Filed under: marketing,social media — thisgirlsarah @ 2:01 PM
Tags: , , , , , ,

Mmm Pumkin Spice Latte season has arrived, unless you carry a gun. I’m not here to write another “Thank you, Starbucks” or “I hate you now, Starbucks” story, but rather looking at the PR implications of the company’s statement and reaction. (Quick catch up if you missed it, here is the letter from Starbucks CEO, Howard Schultz, asking customers not to bring their guns into Starbucks.)

One of the first rules in a PR crisis is to respond rather than ignoring the situation. How did Starbucks measure up with their recent gun request? I think they did everything with a careful strategy, despite the fact that it looks like they were ignoring customers.

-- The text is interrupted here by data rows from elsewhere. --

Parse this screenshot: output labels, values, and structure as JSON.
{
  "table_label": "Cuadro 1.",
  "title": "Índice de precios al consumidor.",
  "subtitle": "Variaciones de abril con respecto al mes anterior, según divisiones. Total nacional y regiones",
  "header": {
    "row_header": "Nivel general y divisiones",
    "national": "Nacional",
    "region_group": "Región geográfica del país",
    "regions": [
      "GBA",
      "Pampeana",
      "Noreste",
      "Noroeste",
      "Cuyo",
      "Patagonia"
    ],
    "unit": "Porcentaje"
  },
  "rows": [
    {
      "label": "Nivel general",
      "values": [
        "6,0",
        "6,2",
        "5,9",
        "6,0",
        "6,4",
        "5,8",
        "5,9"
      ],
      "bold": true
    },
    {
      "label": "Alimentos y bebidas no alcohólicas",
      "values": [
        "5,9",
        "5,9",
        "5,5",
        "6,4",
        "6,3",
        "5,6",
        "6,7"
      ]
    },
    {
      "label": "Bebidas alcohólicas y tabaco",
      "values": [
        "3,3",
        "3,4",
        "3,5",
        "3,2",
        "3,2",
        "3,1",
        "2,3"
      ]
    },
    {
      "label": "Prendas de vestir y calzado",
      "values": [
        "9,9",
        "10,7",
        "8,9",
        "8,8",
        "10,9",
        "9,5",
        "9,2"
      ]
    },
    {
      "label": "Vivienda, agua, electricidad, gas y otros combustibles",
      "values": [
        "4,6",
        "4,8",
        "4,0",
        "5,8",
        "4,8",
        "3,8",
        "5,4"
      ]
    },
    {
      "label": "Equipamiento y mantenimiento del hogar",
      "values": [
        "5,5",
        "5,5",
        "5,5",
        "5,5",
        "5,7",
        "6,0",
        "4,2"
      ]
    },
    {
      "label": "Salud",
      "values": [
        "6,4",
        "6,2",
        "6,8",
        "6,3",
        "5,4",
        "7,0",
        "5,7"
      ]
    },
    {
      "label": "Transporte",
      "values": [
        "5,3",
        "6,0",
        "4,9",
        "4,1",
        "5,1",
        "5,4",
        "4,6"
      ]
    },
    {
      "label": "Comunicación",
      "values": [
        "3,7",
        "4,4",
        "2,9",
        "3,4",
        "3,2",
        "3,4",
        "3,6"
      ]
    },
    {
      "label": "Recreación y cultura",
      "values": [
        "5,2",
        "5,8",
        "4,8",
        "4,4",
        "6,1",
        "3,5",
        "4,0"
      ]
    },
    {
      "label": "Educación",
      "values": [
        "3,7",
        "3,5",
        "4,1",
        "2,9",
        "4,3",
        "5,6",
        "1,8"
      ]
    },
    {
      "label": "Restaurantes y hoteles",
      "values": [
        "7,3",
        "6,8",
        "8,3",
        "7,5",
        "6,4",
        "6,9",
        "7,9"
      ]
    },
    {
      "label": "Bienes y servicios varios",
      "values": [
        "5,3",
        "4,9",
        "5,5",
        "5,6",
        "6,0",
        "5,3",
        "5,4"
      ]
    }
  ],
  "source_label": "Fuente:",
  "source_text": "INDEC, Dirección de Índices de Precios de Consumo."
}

The letter was posted on their blog at about the same time it was shared on Facebook and Twitter. Instantly, the public insisted on sharing their opinions with the company. What I find interesting, is the fact that it looks like the company shared the statement then just let it ride out, only responding to a select few of their customers’ critiques.

starbucks fb2 starbucks fb1

They didn’t even post any new corporate messages for 48 hours on both Twitter and Facebook.

starbucks twitter

Every bit of Starbucks’ strategy was intentional and planned out. Aside from correcting a few misunderstandings about the request, there was no need to defend themselves against haters; therefore, no response was necessary.

Had they responded in a defensive way, they’d have just created more controversy. Instead, they allowed everyone to share their opinion and two days later, came back with a photo of a warm cup of coffee as though nothing happened.

The general rules for a PR crisis may, in fact be to respond, but there are rules to that rule. The important takeaway for marketers to learn from Starbucks are to

  • Have a plan.
  • Decide what is right for your company as a response. Every situation is different.
  • Be united as a team and convey the same message across all media outlets.
  • Never lose control of the situation.
  • Respond, but not too much and not too loud.
  • Never ever, ever do what Amy’s Baking Company did in response to a crisis. (I can’t get enough of this story. It’s a train wreck.)

What do you think of how Starbucks handled the backlash from their announcement?